By  Aasha Bodhani Published  September 19, 2016

Cisco has announced its participation in the 8th e-Crime Congress Abu Dhabi 2016, which will highlight trends, techniques and regulations in electronic data protection, cyber security, fraud and privacy.

As a strategic sponsor of the event, and partnering with Emicorm, Cisco will use the platform to share insights from Cisco's 2016 Mid-year Cybersecurity report (MCR 2016) to help chief information security officers (CISOs) assess the overall security of their digital businesses.

The report revealed that only 45% of organisations worldwide are confident in their security posture as attacks are now more sophisticated. Furthermore, in 2016 ransomware has become the most profitable malware type in history and has the potential to become even more destructive.

Scott Manson, cyber security leader for Middle East and Turkey, Cisco, said: "Cloud, mobility, Internet of Things (IoT) and social media technologies, combined with digital business practices, have helped countless organisations transform how they operate but they have also increased the attack surface. Old methods of cybersecurity that focus on perimeter defence are no longer enough to keep an organisation safe.

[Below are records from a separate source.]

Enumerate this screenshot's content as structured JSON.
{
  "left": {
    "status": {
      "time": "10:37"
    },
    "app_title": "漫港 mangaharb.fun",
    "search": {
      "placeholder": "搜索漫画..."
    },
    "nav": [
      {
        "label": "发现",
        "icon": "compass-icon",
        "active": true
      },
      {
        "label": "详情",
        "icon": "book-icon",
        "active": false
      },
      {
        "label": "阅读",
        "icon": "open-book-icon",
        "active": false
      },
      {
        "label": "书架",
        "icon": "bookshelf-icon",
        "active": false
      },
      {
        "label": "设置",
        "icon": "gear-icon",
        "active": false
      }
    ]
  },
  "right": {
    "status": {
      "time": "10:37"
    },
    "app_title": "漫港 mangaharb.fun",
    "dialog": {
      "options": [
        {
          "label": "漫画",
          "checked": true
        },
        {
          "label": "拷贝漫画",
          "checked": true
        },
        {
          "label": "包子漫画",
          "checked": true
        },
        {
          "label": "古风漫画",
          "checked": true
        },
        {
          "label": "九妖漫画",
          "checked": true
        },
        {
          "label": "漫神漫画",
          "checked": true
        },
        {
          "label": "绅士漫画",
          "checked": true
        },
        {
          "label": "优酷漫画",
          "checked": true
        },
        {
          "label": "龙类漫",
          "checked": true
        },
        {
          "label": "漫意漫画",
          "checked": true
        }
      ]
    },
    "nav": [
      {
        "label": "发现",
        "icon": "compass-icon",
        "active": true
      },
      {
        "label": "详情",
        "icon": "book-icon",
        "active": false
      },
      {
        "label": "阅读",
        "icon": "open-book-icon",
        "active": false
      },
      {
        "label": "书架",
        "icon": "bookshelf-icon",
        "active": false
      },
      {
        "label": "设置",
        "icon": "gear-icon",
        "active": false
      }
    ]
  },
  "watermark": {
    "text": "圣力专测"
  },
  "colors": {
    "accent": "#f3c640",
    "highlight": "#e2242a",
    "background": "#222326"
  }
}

"Attackers are going undetected and expanding their time to operate. To close the attackers' windows of opportunity, organisations will require more visibility into their networks and must improve activities, such as patching and retiring ageing infrastructure lacking in advanced security capabilities."

As security continues to become an integral part in businesses, organisations are facing a fundamental problem, the lack of skilled security professionals. The report highlighted that there is currently a deficit of 1 million security practitioners, increasing to 1.5 million by 2019. Globally, 26% of organisations are facing staffing shortages, and 35% are facing expertise shortages with security jobs growing at 12 times the rate of the overall job market, and 3 times the rate of general IT.

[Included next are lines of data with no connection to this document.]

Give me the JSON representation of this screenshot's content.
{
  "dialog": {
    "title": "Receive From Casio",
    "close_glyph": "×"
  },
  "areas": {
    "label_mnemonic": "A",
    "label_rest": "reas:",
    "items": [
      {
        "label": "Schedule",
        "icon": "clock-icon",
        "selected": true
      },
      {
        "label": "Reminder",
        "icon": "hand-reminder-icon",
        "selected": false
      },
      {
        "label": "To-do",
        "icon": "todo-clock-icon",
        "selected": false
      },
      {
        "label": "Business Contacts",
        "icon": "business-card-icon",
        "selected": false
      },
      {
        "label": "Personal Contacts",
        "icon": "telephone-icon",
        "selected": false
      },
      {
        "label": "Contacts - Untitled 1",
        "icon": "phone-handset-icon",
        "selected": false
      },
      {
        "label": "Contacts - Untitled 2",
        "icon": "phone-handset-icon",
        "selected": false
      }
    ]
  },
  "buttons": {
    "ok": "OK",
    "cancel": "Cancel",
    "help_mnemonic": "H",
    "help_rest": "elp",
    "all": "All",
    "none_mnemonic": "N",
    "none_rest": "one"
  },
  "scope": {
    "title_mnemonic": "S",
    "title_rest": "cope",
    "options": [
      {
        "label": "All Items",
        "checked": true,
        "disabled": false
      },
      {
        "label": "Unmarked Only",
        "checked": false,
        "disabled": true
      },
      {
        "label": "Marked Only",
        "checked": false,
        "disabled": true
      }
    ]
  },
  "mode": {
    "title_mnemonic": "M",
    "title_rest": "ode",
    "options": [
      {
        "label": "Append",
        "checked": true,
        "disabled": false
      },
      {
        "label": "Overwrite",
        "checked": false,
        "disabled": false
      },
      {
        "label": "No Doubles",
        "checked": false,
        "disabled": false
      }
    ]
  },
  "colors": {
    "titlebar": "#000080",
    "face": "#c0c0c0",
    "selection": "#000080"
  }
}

"Today, more than ever before, increased collaboration, communication and coordination - both within organisations and across the security industry - are required to effectively combat the cyber threats. Across the board, organisations in the UAE will need to invest in the people, processes and technologies that will enable themselves to become more resilient in the face of new attacks and compete in the new digital age," concluded Manson.